I give them to replace a meal. Mylo loves his chicken wings but Willow wasn't too sure about it. They suggest cutting the skin if this is the case to let them know it's food and help them get to the meat. Let us know how it goes


----------



## Lisa T (Sep 3, 2010)

Thanks Melissa, knew I could count on you for a reply. X


----------



## Buildthemskywards (Jun 16, 2012)

No worries. Make sure you have a good while for them to eat it. Mylo took an hour the first time. Gets much faster very quickly!  You might want to take into account that mine get 3 meals a day being puppies though, so a wing replaces a 1/3 of their daily intake. Just go by what you think really, if you think they need a little more then maybe give them a third smaller meal later on.


----------



## Wicked Pixie (Oct 14, 2011)

You might want to split a wing between them to begin with, a whole wing is quite a big meal.


----------



## Buildthemskywards (Jun 16, 2012)

I didn't realise it would be considered a big meal. I watched Mylo and he never gained weight on it, saying that he used to not eat his whole allowance of ZP quite often. They haven't had any for a while with being ill and with introducing Willow to it I'd been feeding turkey mince. She doesn't seem to know what to do with a chicken wing. She's chewed on one of the corners once but then left it. Thinking about it Mylo took so long with his first one that I had to split it into two sittings. 

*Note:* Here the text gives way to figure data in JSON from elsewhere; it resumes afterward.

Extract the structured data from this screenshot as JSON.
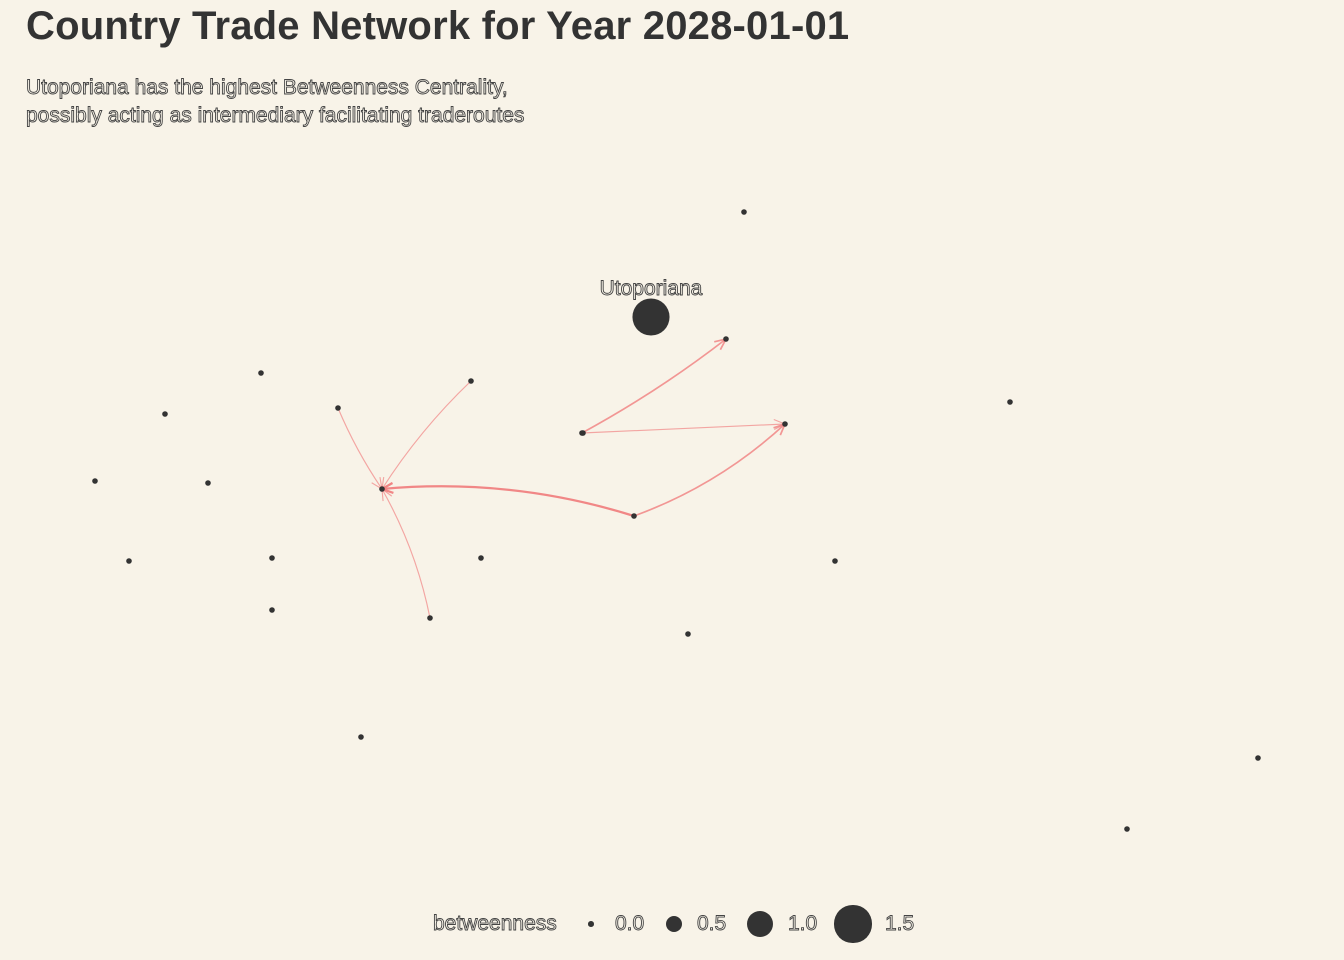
{
  "title": "Country Trade Network for Year 2028-01-01",
  "subtitle": {
    "line1": "Utoporiana has the highest Betweenness Centrality,",
    "line2": "possibly acting as intermediary facilitating traderoutes"
  },
  "colors": {
    "background": "#f8f3e8",
    "node": "#333333",
    "edge": "#f08080",
    "text": "#333333"
  },
  "highlight_label": "Utoporiana",
  "legend": {
    "title": "betweenness",
    "items": [
      {
        "label": "0.0",
        "value": 0.0
      },
      {
        "label": "0.5",
        "value": 0.5
      },
      {
        "label": "1.0",
        "value": 1.0
      },
      {
        "label": "1.5",
        "value": 1.5
      }
    ]
  },
  "network": {
    "nodes": [
      {
        "id": "utoporiana",
        "label": "Utoporiana",
        "betweenness": 1.5
      },
      {
        "id": "n01",
        "label": "",
        "betweenness": 0.0
      },
      {
        "id": "n02",
        "label": "",
        "betweenness": 0.0
      },
      {
        "id": "n03",
        "label": "",
        "betweenness": 0.0
      },
      {
        "id": "n04",
        "label": "",
        "betweenness": 0.0
      },
      {
        "id": "n05",
        "label": "",
        "betweenness": 0.0
      },
      {
        "id": "n06",
        "label": "",
        "betweenness": 0.0
      },
      {
        "id": "n07",
        "label": "",
        "betweenness": 0.0
      },
      {
        "id": "n08",
        "label": "",
        "betweenness": 0.0
      },
      {
        "id": "n09",
        "label": "",
        "betweenness": 0.0
      },
      {
        "id": "n10",
        "label": "",
        "betweenness": 0.0
      },
      {
        "id": "n11",
        "label": "",
        "betweenness": 0.0
      },
      {
        "id": "n12",
        "label": "",
        "betweenness": 0.0
      },
      {
        "id": "n13",
        "label": "",
        "betweenness": 0.0
      },
      {
        "id": "n14",
        "label": "",
        "betweenness": 0.0
      },
      {
        "id": "n15",
        "label": "",
        "betweenness": 0.0
      },
      {
        "id": "n16",
        "label": "",
        "betweenness": 0.0
      },
      {
        "id": "n17",
        "label": "",
        "betweenness": 0.0
      },
      {
        "id": "n18",
        "label": "",
        "betweenness": 0.0
      },
      {
        "id": "n19",
        "label": "",
        "betweenness": 0.0
      },
      {
        "id": "n20",
        "label": "",
        "betweenness": 0.0
      },
      {
        "id": "n21",
        "label": "",
        "betweenness": 0.0
      },
      {
        "id": "n22",
        "label": "",
        "betweenness": 0.0
      },
      {
        "id": "n23",
        "label": "",
        "betweenness": 0.0
      }
    ],
    "edges": [
      {
        "source": "n15",
        "target": "n09",
        "weight": 3
      },
      {
        "source": "n15",
        "target": "n12",
        "weight": 2
      },
      {
        "source": "n14",
        "target": "n09",
        "weight": 1
      },
      {
        "source": "n14",
        "target": "n03",
        "weight": 2
      },
      {
        "source": "n05",
        "target": "n09",
        "weight": 1
      },
      {
        "source": "n04",
        "target": "n09",
        "weight": 1
      },
      {
        "source": "n18",
        "target": "n09",
        "weight": 1
      }
    ]
  }
}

How did they do with them Lisa?


----------



## Lisa T (Sep 3, 2010)

Alfie sniffed at the wing, looked at me and walked off in disgust, very funny. Bella dragged it off the tray and took it to my front door mat and just sat staring at it so on the whole not very successful at all. I took them up and put down the ZP and I've got 2 clean bowls. Will try again tomorrow.


----------



## Buildthemskywards (Jun 16, 2012)

Did you cut back the skin? Maybe you could start them on a bit of turkey mince? They might be more inclined to try it and then more likely to associate the wing with food.


----------



## Lisa T (Sep 3, 2010)

Thanks Melissa, yes I cut back the skin so there was some nice meat exposed. I agree with you I just don't think they thought it was food. I will try some Turkey Mince next and if they don't like that I can always make it into a spag Bol and give it the hubby


----------



## MiniGrace (Oct 31, 2011)

Lisa T said:


> Thanks Melissa, yes I cut back the skin so there was some nice meat exposed. I agree with you I just don't think they thought it was food. I will try some Turkey Mince next and if they don't like that I can always make it into a spag Bol and give it the hubby


You can also make some cuts into the meat on the chicken wing to sort of give them a starting point. You might also try sprinkling a little Parmesan cheese on it. Mine both went for the wings the first time i offered them but they are both voracious eaters. Some people have even mentioned smashing the wings with a hammer a bit to break up the bone.


----------



## Buildthemskywards (Jun 16, 2012)

Willow loved turkey mince and she wasn't fussed on the wing. Good luck!


----------